He looked frantically around, not even trying to hide his fear. After all of the bad things that had happened in the carnival already he could hardly believe that he had come alone. He put his hands on his head and spoke aloud to himself.

"I'm so stupid!" he pounded himself on his head, "Stupid, stupid, stupid! I wish Trowa was here..."

At that moment a clown walked up to him, curious to why he was yelling at himself no doubt. She was dressed in brightly colored clothing, and her face was made up as a sad clown, with an eternally painted frown on her face.

"Hey darling, are you ok? Why don't you come with me..?"

Quatre stared up at her through the bangs of his hair, he almost replied to her when he remembered something.

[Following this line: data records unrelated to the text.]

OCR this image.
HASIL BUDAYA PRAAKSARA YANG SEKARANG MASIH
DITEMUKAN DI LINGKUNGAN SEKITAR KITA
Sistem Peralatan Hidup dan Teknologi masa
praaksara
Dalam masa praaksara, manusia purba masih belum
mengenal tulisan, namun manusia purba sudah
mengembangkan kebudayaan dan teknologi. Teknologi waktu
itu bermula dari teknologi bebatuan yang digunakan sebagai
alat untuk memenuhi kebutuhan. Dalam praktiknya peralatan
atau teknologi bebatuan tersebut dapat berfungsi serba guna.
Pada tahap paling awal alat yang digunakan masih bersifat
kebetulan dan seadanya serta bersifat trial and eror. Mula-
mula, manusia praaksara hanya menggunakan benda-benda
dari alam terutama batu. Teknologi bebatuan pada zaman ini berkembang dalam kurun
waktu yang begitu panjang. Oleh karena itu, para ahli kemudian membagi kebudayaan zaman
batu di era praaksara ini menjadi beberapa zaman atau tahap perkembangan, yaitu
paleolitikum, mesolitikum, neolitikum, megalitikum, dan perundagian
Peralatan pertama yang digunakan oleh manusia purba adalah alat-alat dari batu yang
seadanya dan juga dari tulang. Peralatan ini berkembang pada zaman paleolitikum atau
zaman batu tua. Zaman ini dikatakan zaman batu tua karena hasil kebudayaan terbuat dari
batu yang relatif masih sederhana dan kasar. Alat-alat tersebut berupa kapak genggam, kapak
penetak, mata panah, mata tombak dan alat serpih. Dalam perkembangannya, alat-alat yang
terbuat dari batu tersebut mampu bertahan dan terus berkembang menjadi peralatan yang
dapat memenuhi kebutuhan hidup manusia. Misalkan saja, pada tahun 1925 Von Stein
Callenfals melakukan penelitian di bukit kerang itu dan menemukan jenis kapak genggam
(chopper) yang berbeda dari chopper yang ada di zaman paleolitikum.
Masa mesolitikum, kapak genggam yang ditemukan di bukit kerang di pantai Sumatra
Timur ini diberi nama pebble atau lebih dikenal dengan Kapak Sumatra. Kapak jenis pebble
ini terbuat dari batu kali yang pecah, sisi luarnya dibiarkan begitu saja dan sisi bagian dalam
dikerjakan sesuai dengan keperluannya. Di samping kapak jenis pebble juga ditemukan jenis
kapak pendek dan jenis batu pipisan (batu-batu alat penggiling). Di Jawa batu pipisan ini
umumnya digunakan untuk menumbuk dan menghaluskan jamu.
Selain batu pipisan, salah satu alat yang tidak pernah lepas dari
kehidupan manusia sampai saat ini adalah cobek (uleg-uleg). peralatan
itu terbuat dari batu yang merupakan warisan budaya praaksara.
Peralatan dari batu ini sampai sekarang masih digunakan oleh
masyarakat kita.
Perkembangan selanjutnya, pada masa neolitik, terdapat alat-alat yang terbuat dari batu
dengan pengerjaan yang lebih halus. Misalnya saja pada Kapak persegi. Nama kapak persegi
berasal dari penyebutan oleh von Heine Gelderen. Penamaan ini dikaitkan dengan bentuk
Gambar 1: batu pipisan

_You'll be saved by a frowning clown. Saved...? Saved?! Oh my God, she's an angel of death!!_

"AHHH!"

Quatre turned and ran from her, looking for the safest place he could. Finally he saw a closet and he hid inside. When he closed the door he heard it click and he felt comforted by the sound. He slid his hand up the wall and flipped on the light switch. He was breathing hard and looking for something that could take his mind off of his horrible fortune. He needed something to calm his nerves. He looked around at the room. It was full of old machines that looked almost out of order. It couldn't hurt anything to just play with the old things so he started pressing the buttons.

(outside)

Rides were malfunctioning, the tea cup ride spun so quickly it was flinging people from the seats, the roller coaster stopped in mid turn, lights flashed on and off, the bumper cars stopped moving, people scattered, children screaming something about ghosts, and workers running around trying to fix things again.

(back with Quatre)

"...and the red one, and the blue one, and this one, and that one..."

His heart was calming down, the beeping of the pressed buttons gave him a strange sense of comfort, but very soon Duo's A.D.D shone through him and he started playing music using the buttons on the console. His heart was beating normaly now, and he decided he was safe.

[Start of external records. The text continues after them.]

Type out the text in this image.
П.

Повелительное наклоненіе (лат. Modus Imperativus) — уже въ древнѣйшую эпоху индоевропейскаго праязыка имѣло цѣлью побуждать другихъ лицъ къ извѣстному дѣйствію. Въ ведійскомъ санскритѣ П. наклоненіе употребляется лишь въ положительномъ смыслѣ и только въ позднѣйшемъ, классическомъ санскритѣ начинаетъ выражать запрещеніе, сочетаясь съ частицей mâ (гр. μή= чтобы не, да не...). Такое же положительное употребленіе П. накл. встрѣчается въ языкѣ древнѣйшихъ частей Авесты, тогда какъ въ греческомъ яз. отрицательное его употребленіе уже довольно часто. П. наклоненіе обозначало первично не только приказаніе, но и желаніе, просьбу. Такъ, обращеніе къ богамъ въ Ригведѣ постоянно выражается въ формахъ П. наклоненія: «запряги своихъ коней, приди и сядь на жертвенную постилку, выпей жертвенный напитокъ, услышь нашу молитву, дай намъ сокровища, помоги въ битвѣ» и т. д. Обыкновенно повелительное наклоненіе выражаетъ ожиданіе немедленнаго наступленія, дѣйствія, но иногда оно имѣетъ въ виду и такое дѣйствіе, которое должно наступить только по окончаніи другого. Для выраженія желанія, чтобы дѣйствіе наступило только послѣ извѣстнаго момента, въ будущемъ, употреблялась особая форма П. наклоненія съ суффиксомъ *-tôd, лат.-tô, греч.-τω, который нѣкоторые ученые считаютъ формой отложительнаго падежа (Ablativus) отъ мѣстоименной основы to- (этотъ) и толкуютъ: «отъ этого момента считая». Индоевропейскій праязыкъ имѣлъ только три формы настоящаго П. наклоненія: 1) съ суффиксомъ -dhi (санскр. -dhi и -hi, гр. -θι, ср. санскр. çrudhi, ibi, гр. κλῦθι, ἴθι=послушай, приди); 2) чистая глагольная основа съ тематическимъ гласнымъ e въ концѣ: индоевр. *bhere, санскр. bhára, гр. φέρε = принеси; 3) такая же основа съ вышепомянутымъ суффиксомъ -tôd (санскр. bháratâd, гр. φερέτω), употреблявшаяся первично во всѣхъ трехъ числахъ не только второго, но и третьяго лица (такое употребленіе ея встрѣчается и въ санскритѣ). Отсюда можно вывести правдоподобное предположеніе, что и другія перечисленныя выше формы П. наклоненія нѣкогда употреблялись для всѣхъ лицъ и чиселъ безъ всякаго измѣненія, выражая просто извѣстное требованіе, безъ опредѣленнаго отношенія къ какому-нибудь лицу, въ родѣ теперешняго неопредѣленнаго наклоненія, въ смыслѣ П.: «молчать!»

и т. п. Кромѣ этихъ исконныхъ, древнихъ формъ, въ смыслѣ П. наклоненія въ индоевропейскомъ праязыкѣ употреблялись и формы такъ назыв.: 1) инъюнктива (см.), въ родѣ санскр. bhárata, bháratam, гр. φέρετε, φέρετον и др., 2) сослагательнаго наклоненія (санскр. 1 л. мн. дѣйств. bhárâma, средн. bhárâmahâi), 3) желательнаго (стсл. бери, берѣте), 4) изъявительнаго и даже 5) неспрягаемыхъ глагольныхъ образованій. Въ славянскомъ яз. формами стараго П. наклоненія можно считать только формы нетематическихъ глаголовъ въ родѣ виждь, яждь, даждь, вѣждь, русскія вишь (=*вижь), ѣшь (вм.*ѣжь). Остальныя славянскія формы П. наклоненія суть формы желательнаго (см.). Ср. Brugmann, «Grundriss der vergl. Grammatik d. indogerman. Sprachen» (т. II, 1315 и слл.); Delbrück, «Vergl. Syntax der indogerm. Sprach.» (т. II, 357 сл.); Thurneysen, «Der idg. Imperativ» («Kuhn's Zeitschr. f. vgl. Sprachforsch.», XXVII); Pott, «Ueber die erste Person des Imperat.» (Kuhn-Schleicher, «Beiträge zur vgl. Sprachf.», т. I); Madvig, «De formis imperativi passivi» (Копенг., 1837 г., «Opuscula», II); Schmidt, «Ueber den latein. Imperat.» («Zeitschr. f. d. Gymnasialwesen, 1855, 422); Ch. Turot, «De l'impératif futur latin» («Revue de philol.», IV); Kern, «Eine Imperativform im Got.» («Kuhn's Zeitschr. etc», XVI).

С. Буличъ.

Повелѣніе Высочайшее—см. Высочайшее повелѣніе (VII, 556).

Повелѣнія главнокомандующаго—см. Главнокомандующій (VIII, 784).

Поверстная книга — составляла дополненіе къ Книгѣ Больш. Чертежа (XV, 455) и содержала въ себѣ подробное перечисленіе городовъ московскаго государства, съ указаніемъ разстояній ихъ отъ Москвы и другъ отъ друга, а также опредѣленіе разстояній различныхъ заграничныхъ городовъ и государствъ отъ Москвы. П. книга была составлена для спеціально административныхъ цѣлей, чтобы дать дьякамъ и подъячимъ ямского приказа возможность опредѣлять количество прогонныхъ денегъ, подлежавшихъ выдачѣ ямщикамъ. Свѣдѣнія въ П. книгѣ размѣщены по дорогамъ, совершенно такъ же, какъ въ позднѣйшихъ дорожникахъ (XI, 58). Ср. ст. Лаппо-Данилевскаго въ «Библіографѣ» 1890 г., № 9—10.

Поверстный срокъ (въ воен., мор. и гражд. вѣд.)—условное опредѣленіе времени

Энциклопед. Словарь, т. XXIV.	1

"I'll be ok, the gypsy is probably crazy, just messing with my head, that's all."

He walked over to the door and twisted the handle. It was locked. Quatre examined the cold metal in his hand and he discovered something very disturbing. The lock was on the outside, he was locked in. His heart started racing again, and he pushes and pulled and shoved on the door, but he couldn't budge it. He pressed his back onto it and put all of his weight into it, but it was no use. He slid down the wall and sat there, starring into oblivion.

"It's just to heavy..."

He paused and replayed that last sentence through his head.

"Oh my God..." he put his hands in his hair and started yelling. "Oh my God, Oh my God! It wasn't symbolic at all!! I'm trapped in a room with a heavy door! It wasn't symbolic AT ALL!!"

He started shaking and throwing things. He stood and ran in a circle, freaking out. He slammed his hands down on the machines several times, and after throwing a baby fit for a few minutes he rested his cheek on the cold machine. He spoke sadly and weakly, without breath.

"It wasn't symbolic at all..."

He closed his eyes, already thinking he was going to die in that room, but then he remembered something important.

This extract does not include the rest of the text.